Viewing 6 replies - 46 through 51 (of 51 total)
  • Glad to see more specific instances of particular resources helping manage load. Keep it up everyone! ??

    Thread Starter willhines

    (@willhines)

    We might have saved WordPress for usmagazine.com. We’ve moved to a beefy dedicated physical server. 2 gig of RAM and only the one site on the box. We don’t run any email on this guy (we didn’t run any on the last one, but we weren’t the only site on the box).

    The IT rep is still in favor of MT, but I’ve argued that the simpler interface is a reason to stay with WP. Plus I kinda begged, because it’s so much easier to tweak and develop in PHP and with WordPress’ plugin system. We’re staying WP for now.

    He says he’s enabled query caching — a built in feature of MySQL 4.x? He made these changes to the my.cnf file:

    old_passwords=1
    set-variable = max_connections=250
    query-cache-type = 1
    query-cache-size = 256M

    Plus we still have WP-Cache running.

    I’m staying on the blog authors about keeping posted images down to size, and I’m redoing the front page to get the Flash files off of it.

    And we have that 2 gig of RAM.

    I guess the next step would be some kinda low-level PHP caching component.

    We discussed lighttpd — and we’re trying to avoid setting up a custom-installed box. The out-of-the-box setups here have Plesk control panels managing everything and he’s hesitant to give that up for lighttpd and the work of installing/maintaining a custom config.

    Earlier, I cited 36,000 to 72,000 sessions a day. I found out that on the day we crashed, we recorded 230,000 sessions. That spike is what killed us. Pray for me if Jessica Simpson kisses someone in public and we get a picture.

    Thanks again for all the great advice. I’ve said it a bunch, but obviously having such a caring community is a priceless asset. I hope to pay it back — maybe with a slick, powerful site running WP.

    Best of luck to you Will. I hope you report back here to let us now how things work out for you.

    It sounds like you’ve got some more breathing room now. It’s still important to make it run as efficiently as possible, so you don’t outgrow the new box too soon. I’ve found I often ‘forget’ the problems I’ve had when the spike is gone and things are cruising fine again. If I don’t continue to make efforts to watch and improve efficiency, it comes back and bites me in the rump. I hope you don’t fall into that trap!

    Oh, and this says a lot right here ->
    <!– Dynamic Page Served (once) in 0.366 seconds –>
    <!– Cached page served by WP-Cache –>

    btw, anything happening with Tom Jones lately? ??
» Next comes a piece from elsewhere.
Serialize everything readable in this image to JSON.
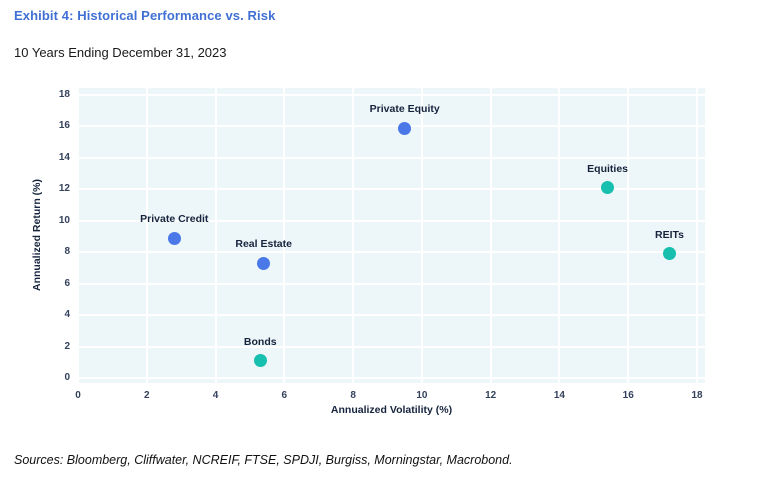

    Just want to add as of August 2006 the said site’s still running WP (2.0.1).

    Thread Starter willhines

    (@willhines)

    I forgot I was only at 2.0.1 – I have to upgrade that.

    But that is correct, akc. We upgraded servers and that solved a lot of our problems. We went to a dedicated server (actual physically dedicated server, not a virtually dedicated one) with 2 gig of RAM. Even that was getting slammed so we went to 3 gig of RAM, and now we’re working on putting a load-balanced solution into place (2 web servers with MySQL on its own box).

    In short: WP-Cache, getting a ton of RAM, and letting MySQL have huge chunks of RAM were the main things that saved us. Also, the authors like the clean interface so I got some others to help me lobby to keep WP in place.

    The site is probably going to be featured on Good Morning America tomorrow (8/3/2006), so we’re bracing for a spike. Cross your fingers for me.

    Some have found Apache 2 and PHP to be slower than Apache 1.3.x… you could consider a switch unless you need something in Apache 2.

    Also take a look at squid for caching. In some cases that can be much quicker than just caching from within wordpress, since you still need to create an apache/php request. Not sure how much millage you’d get, but might be worth looking into.